Elections of the Dutch Senate were held on 23 May 2011, following the provincial elections on 2 March 2011. The 566 members of the twelve States-Provincial elected the 75 Senate members. The new Senate was installed on 7 June 2011. The term ended on 8 June 2015.

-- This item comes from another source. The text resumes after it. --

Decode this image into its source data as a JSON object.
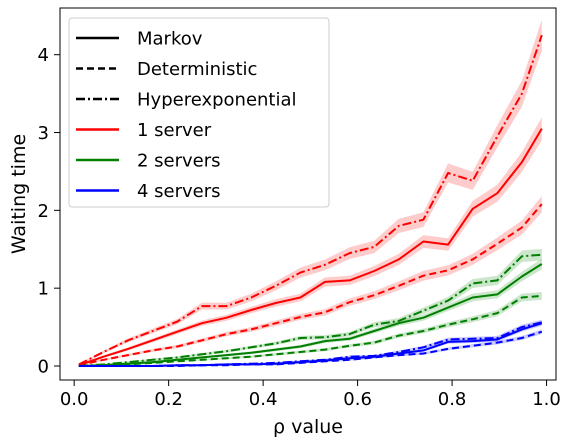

== Participating parties ==

| No. | Party | Top candidate |
|---|---|---|
| 1 | Christian Democratic Appeal | Elco Brinkman |
| 2 | People's Party for Freedom and Democracy | Loek Hermans |
| 3 | Labour Party | Marleen Barth |
| 4 | GroenLinks | Tof Thissen |
| 5 | Socialist Party | Tiny Kox |
| 6 | Democrats 66 | Roger van Boxtel |
| 7 | ChristianUnion | Roel Kuiper |
| 8 | Reformed Political Party | Gerrit Holdijk |
| 9 | Independent Senate Group | Kees de Lange |
| 10 | Party for the Animals | Niko Koffeman |
| 11 | Party for Freedom | Machiel de Graaf |
| 12 | 50PLUS | Jan Nagel |
| 13 | Koornstra List | Ruud Koornstra |

== Vote weights ==
The provinces have different population sizes, so the members of the States-Provincial cast weighted votes, to ensure that each vote represents the same number of people. The weight is determined by dividing the population of the province by the number of seats in the States of that province. This number is divided by 100 and rounded.

| Province | Seats | Population | Vote weight |
|---|---|---|---|
| South Holland | 55 | 3,527,449 | 641 |
| North Holland | 55 | 2,691,426 | 489 |
| North Brabant | 55 | 2,453,936 | 446 |
| Gelderland | 55 | 2,005,298 | 365 |
| Utrecht | 47 | 1,228,579 | 261 |
| Overijssel | 47 | 1,134,434 | 241 |
| Limburg | 47 | 1,122,631 | 239 |
| Friesland | 43 | 647,280 | 151 |
| Groningen | 43 | 579,034 | 135 |
| Drenthe | 41 | 491,342 | 120 |
| Flevoland | 39 | 391,988 | 101 |
| Zeeland | 39 | 381,582 | 98 |

== Result ==

Result of the Dutch Eerste Kamer election, 2011

| Party | 2007 | 2011 | difference |
|---|---|---|---|
| People's Party for Freedom and Democracy (VVD) | 14 | 16 | +2 |
| Labour Party (PvdA) | 14 | 14 | 0 |
| Christian Democratic Appeal (CDA) | 21 | 11 | −10 |
| Party for Freedom (PVV) | 0 | 10 | +10 |
| Socialist Party (SP) | 12 | 8 * | −4 |
| Democrats 66 (D66) | 2 | 5 * | +3 |
| GroenLinks (GL) | 4 | 5 | +1 |
| ChristianUnion (CU) | 4 | 2 | −2 |
| Reformed Political Party (SGP) | 2 | 1 | −1 |
| 50PLUS (50+) | 0 | 1 | +1 |
| Party for the Animals (PvdD) | 1 | 1 | 0 |
| Independent Senate Group (OSF) | 1 | 1 | 0 |
| Total | 75 | 75 | 0 |

The coalition parties VVD and CDA and their supporting party, the PVV, won 37 seats in this election, one short of an overall majority. However, the coalition-friendly SGP won the last needed seat, and it is expected that the SGP will help the cabinet in obtaining a majority on most issues.

- * Democrats 66 missed a seat and the Socialist Party gained one due to a mistake of North Holland States-Provincial member Wim Cool, who voted with a blue writing device instead of the prescribed red one.